Il 14 aprile, il Grand Hotel President di Olbia ha ospitato il workshop “Tecnologia e progetto: le innovazioni nella progettazione contemporanea“, un momento di confronto su come le attuali sfide normative, digitali e sociali stiano ridefinendo l’approccio alla costruzione e all’abitare.

L’innovazione ha smesso di essere una semplice applicazione di nuove tecnologie per diventare una chiave di lettura della complessità tecnica e umana. Non si tratta solo di aggiornare le finiture o rispettare passivamente i requisiti di legge, ma di assumere il pieno controllo del progetto in ogni sua stratificazione. Questo passaggio richiede un netto cambio di passo metodologico: l’involucro architettonico e l’apparato impiantistico non possono più viaggiare su binari separati.

Fabio Valente dell’omonimo Studio di Architettura ha messo a fuoco questa necessaria presa di responsabilità tecnica: “Gli impianti o li comandiamo o li subiamo. Dobbiamo scegliere. Se sei un architetto che pensa di fare interni e dice ‘ma gli impianti non mi riguarda’, ha sbagliato lavoro”. La qualità del nuovo concept dell’abitare si gioca sulla capacità di anticipare le esigenze spaziali e di governare i vincoli costruttivi ben prima di arrivare in cantiere. Ma il controllo tecnico è solo lo strumento per un fine più alto: “Penso che un architetto non si possa limitare ad eseguire bei progetti ma debba applicare ad essi la visione che egli ha della società e di come questa cambi e muti continuamente”. Il significato di un’opera è fondante tanto quanto la sua estetica.

Questa urgenza di governare l’intervento si lega indissolubilmente al tema dell’impatto ambientale, un parametro ormai misurabile e dirimente per il mercato immobiliare.

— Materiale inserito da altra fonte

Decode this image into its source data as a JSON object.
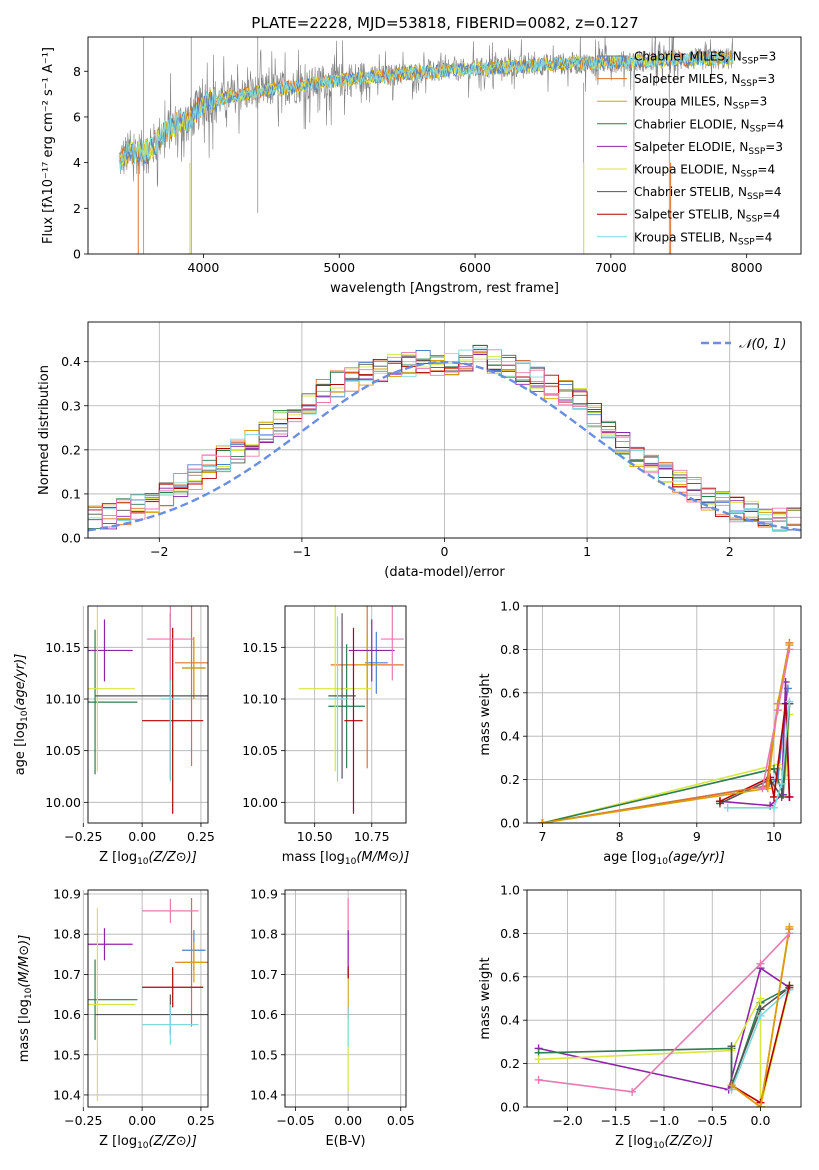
{
  "figure_title": "PLATE=2228, MJD=53818, FIBERID=0082, z=0.127",
  "model_colors": {
    "Chabrier MILES": "#4f7fcf",
    "Salpeter MILES": "#e07030",
    "Kroupa MILES": "#d9a000",
    "Chabrier ELODIE": "#2e7d4f",
    "Salpeter ELODIE": "#8e24aa",
    "Kroupa ELODIE": "#d8e640",
    "Chabrier STELIB": "#555555",
    "Salpeter STELIB": "#b40000",
    "Kroupa STELIB": "#7fd8dc",
    "data": "#808080",
    "normal": "#6a8ee0",
    "pink": "#e87ab0"
  },
  "chart_data": [
    {
      "id": "spectrum",
      "type": "line",
      "title": "PLATE=2228, MJD=53818, FIBERID=0082, z=0.127",
      "xlabel": "wavelength [Angstrom, rest frame]",
      "ylabel": "Flux [fλ10⁻¹⁷ erg cm⁻² s⁻¹ A⁻¹]",
      "xlim": [
        3150,
        8400
      ],
      "ylim": [
        0,
        9.5
      ],
      "xticks": [
        4000,
        5000,
        6000,
        7000,
        8000
      ],
      "yticks": [
        0,
        2,
        4,
        6,
        8
      ],
      "grid": false,
      "legend_position": "top-right",
      "legend": [
        {
          "label": "Chabrier MILES, N",
          "sub": "SSP",
          "suffix": "=3"
        },
        {
          "label": "Salpeter MILES, N",
          "sub": "SSP",
          "suffix": "=3"
        },
        {
          "label": "Kroupa MILES, N",
          "sub": "SSP",
          "suffix": "=3"
        },
        {
          "label": "Chabrier ELODIE, N",
          "sub": "SSP",
          "suffix": "=4"
        },
        {
          "label": "Salpeter ELODIE, N",
          "sub": "SSP",
          "suffix": "=3"
        },
        {
          "label": "Kroupa ELODIE, N",
          "sub": "SSP",
          "suffix": "=4"
        },
        {
          "label": "Chabrier STELIB, N",
          "sub": "SSP",
          "suffix": "=4"
        },
        {
          "label": "Salpeter STELIB, N",
          "sub": "SSP",
          "suffix": "=4"
        },
        {
          "label": "Kroupa STELIB, N",
          "sub": "SSP",
          "suffix": "=4"
        }
      ],
      "continuum": {
        "x": [
          3380,
          3450,
          3600,
          3700,
          3800,
          3900,
          4000,
          4200,
          4500,
          5000,
          5500,
          6000,
          6500,
          7000,
          7500,
          7900
        ],
        "y": [
          4.1,
          4.4,
          4.5,
          5.3,
          5.7,
          5.9,
          6.6,
          6.9,
          7.2,
          7.6,
          7.9,
          8.1,
          8.3,
          8.4,
          8.5,
          8.55
        ]
      }
    },
    {
      "id": "residuals",
      "type": "line",
      "xlabel": "(data-model)/error",
      "ylabel": "Normed distribution",
      "xlim": [
        -2.5,
        2.5
      ],
      "ylim": [
        0,
        0.49
      ],
      "xticks": [
        -2,
        -1,
        0,
        1,
        2
      ],
      "yticks": [
        0.0,
        0.1,
        0.2,
        0.3,
        0.4
      ],
      "grid": true,
      "legend_position": "top-right",
      "legend": [
        {
          "label": "𝒩(0, 1)"
        }
      ],
      "bin_width": 0.1,
      "hist_base": [
        0.02,
        0.025,
        0.03,
        0.035,
        0.04,
        0.045,
        0.05,
        0.06,
        0.07,
        0.085,
        0.1,
        0.12,
        0.14,
        0.16,
        0.18,
        0.2,
        0.215,
        0.235,
        0.26,
        0.29,
        0.31,
        0.33,
        0.35,
        0.36,
        0.37,
        0.38,
        0.39,
        0.395,
        0.4,
        0.395,
        0.4,
        0.405,
        0.41,
        0.4,
        0.39,
        0.375,
        0.36,
        0.34,
        0.33,
        0.31,
        0.28,
        0.25,
        0.22,
        0.19,
        0.17,
        0.15,
        0.13,
        0.11,
        0.09,
        0.075,
        0.065,
        0.055,
        0.05,
        0.045,
        0.04,
        0.035,
        0.03,
        0.03,
        0.025,
        0.02
      ]
    },
    {
      "id": "age-vs-Z",
      "type": "scatter",
      "xlabel": "Z [log10(Z/Z⊙)]",
      "ylabel": "age  [log10(age/yr)]",
      "xlim": [
        -0.23,
        0.28
      ],
      "ylim": [
        9.98,
        10.19
      ],
      "xticks": [
        -0.25,
        0.0,
        0.25
      ],
      "yticks": [
        10.0,
        10.05,
        10.1,
        10.15
      ],
      "grid": true,
      "points": [
        {
          "model": "Chabrier MILES",
          "x": 0.22,
          "y": 10.13,
          "ex": 0.05,
          "ey": 0.03
        },
        {
          "model": "Salpeter MILES",
          "x": 0.21,
          "y": 10.135,
          "ex": 0.07,
          "ey": 0.1
        },
        {
          "model": "Kroupa MILES",
          "x": 0.22,
          "y": 10.13,
          "ex": 0.05,
          "ey": 0.03
        },
        {
          "model": "Chabrier ELODIE",
          "x": -0.2,
          "y": 10.097,
          "ex": 0.18,
          "ey": 0.07
        },
        {
          "model": "Salpeter ELODIE",
          "x": -0.16,
          "y": 10.147,
          "ex": 0.12,
          "ey": 0.03
        },
        {
          "model": "Kroupa ELODIE",
          "x": -0.19,
          "y": 10.11,
          "ex": 0.16,
          "ey": 0.08
        },
        {
          "model": "Chabrier STELIB",
          "x": 0.12,
          "y": 10.103,
          "ex": 0.32,
          "ey": 0.08
        },
        {
          "model": "Salpeter STELIB",
          "x": 0.13,
          "y": 10.079,
          "ex": 0.13,
          "ey": 0.09
        },
        {
          "model": "Kroupa STELIB",
          "x": 0.12,
          "y": 10.1,
          "ex": 0.04,
          "ey": 0.08
        },
        {
          "model": "pink",
          "x": 0.12,
          "y": 10.158,
          "ex": 0.1,
          "ey": 0.04
        }
      ]
    },
    {
      "id": "age-vs-mass",
      "type": "scatter",
      "xlabel": "mass [log10(M/M⊙)]",
      "ylabel": "",
      "xlim": [
        10.37,
        10.9
      ],
      "ylim": [
        9.98,
        10.19
      ],
      "xticks": [
        10.5,
        10.75
      ],
      "yticks": [
        10.0,
        10.05,
        10.1,
        10.15
      ],
      "grid": true,
      "points": [
        {
          "model": "Chabrier MILES",
          "x": 10.77,
          "y": 10.135,
          "ex": 0.05,
          "ey": 0.03
        },
        {
          "model": "Salpeter MILES",
          "x": 10.73,
          "y": 10.133,
          "ex": 0.16,
          "ey": 0.1
        },
        {
          "model": "Kroupa MILES",
          "x": 10.73,
          "y": 10.133,
          "ex": 0.05,
          "ey": 0.03
        },
        {
          "model": "Chabrier ELODIE",
          "x": 10.64,
          "y": 10.093,
          "ex": 0.08,
          "ey": 0.06
        },
        {
          "model": "Salpeter ELODIE",
          "x": 10.75,
          "y": 10.147,
          "ex": 0.1,
          "ey": 0.03
        },
        {
          "model": "Kroupa ELODIE",
          "x": 10.59,
          "y": 10.11,
          "ex": 0.16,
          "ey": 0.08
        },
        {
          "model": "Chabrier STELIB",
          "x": 10.62,
          "y": 10.103,
          "ex": 0.06,
          "ey": 0.08
        },
        {
          "model": "Salpeter STELIB",
          "x": 10.67,
          "y": 10.079,
          "ex": 0.04,
          "ey": 0.09
        },
        {
          "model": "Kroupa STELIB",
          "x": 10.6,
          "y": 10.1,
          "ex": 0.04,
          "ey": 0.08
        },
        {
          "model": "pink",
          "x": 10.84,
          "y": 10.158,
          "ex": 0.05,
          "ey": 0.04
        }
      ]
    },
    {
      "id": "mass-weight-vs-age",
      "type": "line",
      "xlabel": "age  [log10(age/yr)]",
      "ylabel": "mass weight",
      "xlim": [
        6.8,
        10.35
      ],
      "ylim": [
        0.0,
        1.0
      ],
      "xticks": [
        7,
        8,
        9,
        10
      ],
      "yticks": [
        0.0,
        0.2,
        0.4,
        0.6,
        0.8,
        1.0
      ],
      "grid": true,
      "series": [
        {
          "model": "Chabrier MILES",
          "x": [
            7.0,
            9.9,
            10.05,
            10.15,
            10.18
          ],
          "y": [
            0.0,
            0.17,
            0.2,
            0.55,
            0.62
          ]
        },
        {
          "model": "Kroupa ELODIE",
          "x": [
            7.0,
            10.05,
            10.15,
            10.2
          ],
          "y": [
            0.0,
            0.27,
            0.22,
            0.5
          ]
        },
        {
          "model": "Chabrier ELODIE",
          "x": [
            7.0,
            10.0,
            10.12,
            10.2
          ],
          "y": [
            0.0,
            0.25,
            0.13,
            0.55
          ]
        },
        {
          "model": "Salpeter ELODIE",
          "x": [
            9.3,
            9.95,
            10.1,
            10.15,
            10.2
          ],
          "y": [
            0.1,
            0.08,
            0.13,
            0.65,
            0.12
          ]
        },
        {
          "model": "Chabrier STELIB",
          "x": [
            9.3,
            9.95,
            10.1,
            10.2
          ],
          "y": [
            0.09,
            0.2,
            0.12,
            0.55
          ]
        },
        {
          "model": "Salpeter STELIB",
          "x": [
            9.3,
            9.95,
            10.0,
            10.15,
            10.2
          ],
          "y": [
            0.1,
            0.21,
            0.12,
            0.55,
            0.12
          ]
        },
        {
          "model": "Kroupa STELIB",
          "x": [
            9.4,
            10.0,
            10.1,
            10.2
          ],
          "y": [
            0.07,
            0.07,
            0.18,
            0.56
          ]
        },
        {
          "model": "Salpeter MILES",
          "x": [
            7.0,
            9.9,
            10.05,
            10.2
          ],
          "y": [
            0.0,
            0.17,
            0.55,
            0.83
          ]
        },
        {
          "model": "Kroupa MILES",
          "x": [
            7.0,
            9.92,
            10.05,
            10.2
          ],
          "y": [
            0.0,
            0.16,
            0.55,
            0.82
          ]
        },
        {
          "model": "pink",
          "x": [
            9.85,
            10.05,
            10.2
          ],
          "y": [
            0.16,
            0.52,
            0.8
          ]
        }
      ]
    },
    {
      "id": "mass-vs-Z",
      "type": "scatter",
      "xlabel": "Z [log10(Z/Z⊙)]",
      "ylabel": "mass [log10(M/M⊙)]",
      "xlim": [
        -0.23,
        0.28
      ],
      "ylim": [
        10.37,
        10.91
      ],
      "xticks": [
        -0.25,
        0.0,
        0.25
      ],
      "yticks": [
        10.4,
        10.5,
        10.6,
        10.7,
        10.8,
        10.9
      ],
      "grid": true,
      "points": [
        {
          "model": "Chabrier MILES",
          "x": 0.22,
          "y": 10.76,
          "ex": 0.05,
          "ey": 0.05
        },
        {
          "model": "Salpeter MILES",
          "x": 0.21,
          "y": 10.73,
          "ex": 0.07,
          "ey": 0.16
        },
        {
          "model": "Kroupa MILES",
          "x": 0.22,
          "y": 10.73,
          "ex": 0.05,
          "ey": 0.05
        },
        {
          "model": "Chabrier ELODIE",
          "x": -0.2,
          "y": 10.637,
          "ex": 0.18,
          "ey": 0.1
        },
        {
          "model": "Salpeter ELODIE",
          "x": -0.16,
          "y": 10.775,
          "ex": 0.12,
          "ey": 0.04
        },
        {
          "model": "Kroupa ELODIE",
          "x": -0.19,
          "y": 10.625,
          "ex": 0.16,
          "ey": 0.24
        },
        {
          "model": "Chabrier STELIB",
          "x": 0.12,
          "y": 10.6,
          "ex": 0.32,
          "ey": 0.05
        },
        {
          "model": "Salpeter STELIB",
          "x": 0.13,
          "y": 10.668,
          "ex": 0.13,
          "ey": 0.05
        },
        {
          "model": "Kroupa STELIB",
          "x": 0.12,
          "y": 10.575,
          "ex": 0.12,
          "ey": 0.05
        },
        {
          "model": "pink",
          "x": 0.12,
          "y": 10.858,
          "ex": 0.12,
          "ey": 0.03
        }
      ]
    },
    {
      "id": "mass-vs-ebv",
      "type": "scatter",
      "xlabel": "E(B-V)",
      "ylabel": "",
      "xlim": [
        -0.06,
        0.055
      ],
      "ylim": [
        10.37,
        10.91
      ],
      "xticks": [
        -0.05,
        0.0,
        0.05
      ],
      "yticks": [
        10.4,
        10.5,
        10.6,
        10.7,
        10.8,
        10.9
      ],
      "grid": true,
      "points": [
        {
          "model": "pink",
          "x": 0.0,
          "y": 10.75,
          "ex": 0.0,
          "ey": 0.14
        },
        {
          "model": "Salpeter ELODIE",
          "x": 0.0,
          "y": 10.7,
          "ex": 0.0,
          "ey": 0.11
        },
        {
          "model": "Salpeter STELIB",
          "x": 0.0,
          "y": 10.67,
          "ex": 0.0,
          "ey": 0.05
        },
        {
          "model": "Kroupa ELODIE",
          "x": 0.0,
          "y": 10.55,
          "ex": 0.0,
          "ey": 0.14
        },
        {
          "model": "Kroupa STELIB",
          "x": 0.0,
          "y": 10.57,
          "ex": 0.0,
          "ey": 0.05
        }
      ]
    },
    {
      "id": "mass-weight-vs-Z",
      "type": "line",
      "xlabel": "Z [log10(Z/Z⊙)]",
      "ylabel": "mass weight",
      "xlim": [
        -2.42,
        0.42
      ],
      "ylim": [
        0.0,
        1.0
      ],
      "xticks": [
        -2.0,
        -1.5,
        -1.0,
        -0.5,
        0.0
      ],
      "yticks": [
        0.0,
        0.2,
        0.4,
        0.6,
        0.8,
        1.0
      ],
      "grid": true,
      "series": [
        {
          "model": "Salpeter ELODIE",
          "x": [
            -2.3,
            -0.33,
            0.0,
            0.3
          ],
          "y": [
            0.27,
            0.08,
            0.64,
            0.55
          ]
        },
        {
          "model": "Chabrier ELODIE",
          "x": [
            -2.3,
            -0.3,
            -0.3,
            0.0,
            0.3
          ],
          "y": [
            0.25,
            0.27,
            0.09,
            0.48,
            0.55
          ]
        },
        {
          "model": "Kroupa ELODIE",
          "x": [
            -2.3,
            -0.3,
            0.0,
            0.0,
            0.3
          ],
          "y": [
            0.22,
            0.26,
            0.5,
            0.0,
            0.55
          ]
        },
        {
          "model": "Chabrier STELIB",
          "x": [
            -0.3,
            -0.3,
            0.0,
            0.3
          ],
          "y": [
            0.28,
            0.1,
            0.45,
            0.55
          ]
        },
        {
          "model": "Kroupa STELIB",
          "x": [
            -0.3,
            0.0,
            0.3
          ],
          "y": [
            0.08,
            0.42,
            0.54
          ]
        },
        {
          "model": "Salpeter STELIB",
          "x": [
            -0.3,
            0.0,
            0.3
          ],
          "y": [
            0.1,
            0.02,
            0.56
          ]
        },
        {
          "model": "Salpeter MILES",
          "x": [
            -0.3,
            0.0,
            0.3
          ],
          "y": [
            0.1,
            0.0,
            0.82
          ]
        },
        {
          "model": "Kroupa MILES",
          "x": [
            -0.3,
            0.0,
            0.3
          ],
          "y": [
            0.1,
            0.0,
            0.83
          ]
        },
        {
          "model": "pink",
          "x": [
            -2.3,
            -1.33,
            0.0,
            0.3
          ],
          "y": [
            0.125,
            0.07,
            0.66,
            0.8
          ]
        }
      ]
    }
  ]
}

La sostenibilità ha abbandonato le dichiarazioni d’intenti per ancorarsi a protocolli internazionali e logiche di rendimento. Marco Monaco, libero professionista LEED AP, ha smontato l’idea che l’efficienza energetica si esaurisca in soluzioni tampone: non basta mettere pannelli fotovoltaici su un edificio disfunzionale per definirlo green. “Il buon intervento di ristrutturazione, riqualificazione o nuova costruzione in ottica sostenibile è quello che cade nel punto di intersezione dei tre insiemi: soddisfa la sostenibilità sociale, soddisfa la sostenibilità economica e soddisfa la sostenibilità di prodotto”. L’adozione di standard come il LEED diventa quindi non solo un esercizio etico, ma una precisa tutela finanziaria e contrattuale richiesta da fondi d’investimento e grandi player.

Anche in questa occasione, il contributo delle aziende partner – Airzone, BAMPI, FIMA Carlo Frattini, Gibus e Rubner Haus – ha reso possibile e arricchito questo confronto essenziale per l’aggiornamento della categoria.